Almanya Türk Toplumu Eş Başkanı Gökay Sofuoğlu
Türkiye-Almanya ilişkilerinin önemli aktörüydü. Reuter’in ölümü konusunda DW Türkçe’ye konuşan Almanya Türk Toplumu Eş Başkanı Gökay Sofuoğlu, “Reuter Cumhuriyet sonrasının en yakın şahitlerinden, Türk-Alman dostluğunun tüm zorluklara rağmen hep kararlı savunucusuydu. Reuter’in ölümü, bir dönemle ilgili bir nevi tarihi belgenin de yok olması anlamına geliyor” dedi.
Almanya-Türkiye Parlamentolar Arası Dostluk Grubu Sözcüsü ve Sosyal Demokrat Parti (SPD) Federal Meclis Milletvekili Macit Karaahmetoğlu da “Edzard Reuter bir başkasının olmadığı kadar halklar arası anlayışı temsil eden bir isimdi. Çocukluğu ve gençliği Türkiye’de sürgünde geçen Reuter, Türkiye’de ikinci bir vatan buldu ve o vatanı hayatının sonuna kadar da kalbinde taşıdı” ifadelerini kullandı.

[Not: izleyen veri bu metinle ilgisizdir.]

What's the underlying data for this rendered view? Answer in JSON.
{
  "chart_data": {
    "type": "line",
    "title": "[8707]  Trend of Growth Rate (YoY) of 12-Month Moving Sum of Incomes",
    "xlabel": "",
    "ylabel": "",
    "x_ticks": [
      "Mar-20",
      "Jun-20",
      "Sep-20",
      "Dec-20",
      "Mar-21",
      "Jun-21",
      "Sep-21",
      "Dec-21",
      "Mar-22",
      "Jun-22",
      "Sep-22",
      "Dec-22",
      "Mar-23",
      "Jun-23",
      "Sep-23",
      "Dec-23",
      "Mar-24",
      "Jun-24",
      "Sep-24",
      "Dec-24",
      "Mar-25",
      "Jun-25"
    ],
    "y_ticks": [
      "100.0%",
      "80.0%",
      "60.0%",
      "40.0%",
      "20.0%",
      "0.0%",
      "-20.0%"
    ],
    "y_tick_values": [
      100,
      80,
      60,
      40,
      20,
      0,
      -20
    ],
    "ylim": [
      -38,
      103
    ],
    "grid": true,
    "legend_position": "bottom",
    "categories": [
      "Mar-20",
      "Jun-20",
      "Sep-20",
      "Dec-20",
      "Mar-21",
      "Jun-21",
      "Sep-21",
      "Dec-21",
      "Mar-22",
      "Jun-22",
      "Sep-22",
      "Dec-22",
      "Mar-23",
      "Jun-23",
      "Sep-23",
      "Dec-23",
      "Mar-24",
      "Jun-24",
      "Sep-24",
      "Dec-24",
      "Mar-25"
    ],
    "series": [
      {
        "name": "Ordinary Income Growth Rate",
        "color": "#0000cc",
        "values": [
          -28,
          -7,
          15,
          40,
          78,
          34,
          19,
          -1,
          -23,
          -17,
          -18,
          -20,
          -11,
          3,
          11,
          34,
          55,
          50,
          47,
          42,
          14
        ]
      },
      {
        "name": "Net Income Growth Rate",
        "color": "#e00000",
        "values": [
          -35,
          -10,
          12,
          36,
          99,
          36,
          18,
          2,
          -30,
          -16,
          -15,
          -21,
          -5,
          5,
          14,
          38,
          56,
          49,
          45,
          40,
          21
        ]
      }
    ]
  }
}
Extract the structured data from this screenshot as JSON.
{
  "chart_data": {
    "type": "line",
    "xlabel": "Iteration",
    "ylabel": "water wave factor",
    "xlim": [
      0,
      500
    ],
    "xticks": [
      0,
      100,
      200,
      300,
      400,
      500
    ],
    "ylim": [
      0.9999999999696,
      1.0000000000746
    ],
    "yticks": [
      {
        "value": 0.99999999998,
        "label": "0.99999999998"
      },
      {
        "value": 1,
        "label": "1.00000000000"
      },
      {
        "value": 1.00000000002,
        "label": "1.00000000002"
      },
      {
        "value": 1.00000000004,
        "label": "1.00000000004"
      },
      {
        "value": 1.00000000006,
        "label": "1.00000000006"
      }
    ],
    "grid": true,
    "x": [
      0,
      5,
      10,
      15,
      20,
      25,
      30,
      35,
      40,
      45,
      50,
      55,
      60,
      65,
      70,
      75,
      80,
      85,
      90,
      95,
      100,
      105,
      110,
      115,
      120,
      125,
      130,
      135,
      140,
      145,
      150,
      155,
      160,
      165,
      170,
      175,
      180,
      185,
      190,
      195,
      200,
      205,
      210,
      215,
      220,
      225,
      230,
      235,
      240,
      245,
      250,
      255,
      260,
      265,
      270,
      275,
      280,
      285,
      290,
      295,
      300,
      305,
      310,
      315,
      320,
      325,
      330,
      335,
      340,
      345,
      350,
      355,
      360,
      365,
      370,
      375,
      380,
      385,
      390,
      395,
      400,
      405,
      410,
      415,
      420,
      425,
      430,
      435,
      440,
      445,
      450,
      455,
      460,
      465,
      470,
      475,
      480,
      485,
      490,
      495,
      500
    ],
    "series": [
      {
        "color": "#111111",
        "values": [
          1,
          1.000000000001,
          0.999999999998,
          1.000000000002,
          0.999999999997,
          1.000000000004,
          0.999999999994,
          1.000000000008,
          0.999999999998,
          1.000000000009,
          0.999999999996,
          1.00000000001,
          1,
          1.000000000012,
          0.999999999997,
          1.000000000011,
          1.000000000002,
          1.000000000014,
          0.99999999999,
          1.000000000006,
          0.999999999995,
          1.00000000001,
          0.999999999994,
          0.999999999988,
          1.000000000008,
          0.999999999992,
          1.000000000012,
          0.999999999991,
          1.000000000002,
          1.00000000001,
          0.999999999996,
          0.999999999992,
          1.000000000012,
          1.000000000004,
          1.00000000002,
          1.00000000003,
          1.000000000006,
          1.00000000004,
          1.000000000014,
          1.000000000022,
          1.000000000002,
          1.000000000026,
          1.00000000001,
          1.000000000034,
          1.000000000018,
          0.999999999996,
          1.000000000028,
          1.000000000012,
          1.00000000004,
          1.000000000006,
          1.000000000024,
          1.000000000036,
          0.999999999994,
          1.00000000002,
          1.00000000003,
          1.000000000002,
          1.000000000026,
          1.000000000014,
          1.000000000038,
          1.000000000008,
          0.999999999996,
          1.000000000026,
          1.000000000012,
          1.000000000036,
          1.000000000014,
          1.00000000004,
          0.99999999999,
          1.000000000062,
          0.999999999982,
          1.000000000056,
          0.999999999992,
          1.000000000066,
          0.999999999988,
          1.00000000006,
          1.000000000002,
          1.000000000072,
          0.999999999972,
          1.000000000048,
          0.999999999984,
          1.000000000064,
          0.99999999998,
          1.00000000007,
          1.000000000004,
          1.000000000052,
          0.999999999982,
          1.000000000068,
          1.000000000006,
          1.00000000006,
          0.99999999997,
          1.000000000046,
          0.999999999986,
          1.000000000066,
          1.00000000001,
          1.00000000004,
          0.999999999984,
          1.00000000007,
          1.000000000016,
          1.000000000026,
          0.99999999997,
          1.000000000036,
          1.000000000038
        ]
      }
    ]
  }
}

“Reuter’in yaptığı konuşmalar veya çocukluk ve gençlik anılarını anlattığı söyleşileri dinlemek ve okumak hep insanın kalbini ısıttı” diyen Karaahmetoğlu, mesele Türkiye’nin bugün içinde bulunduğu olumsuz siyasi koşullar olduğunda ise hep eleştirel ve özgür bir bakışa sahip olduğunun altını çizdi. Karaahmetoğlu’na göre Reuter’in yol arkadaşları ve çevresindeki insanlar, onun biçimlenmesinde büyük rol oynadığı başkent Berlin ve Türk-Alman toplumu daha uzun yıllar ona anma ve saygı duymaya devam edecek.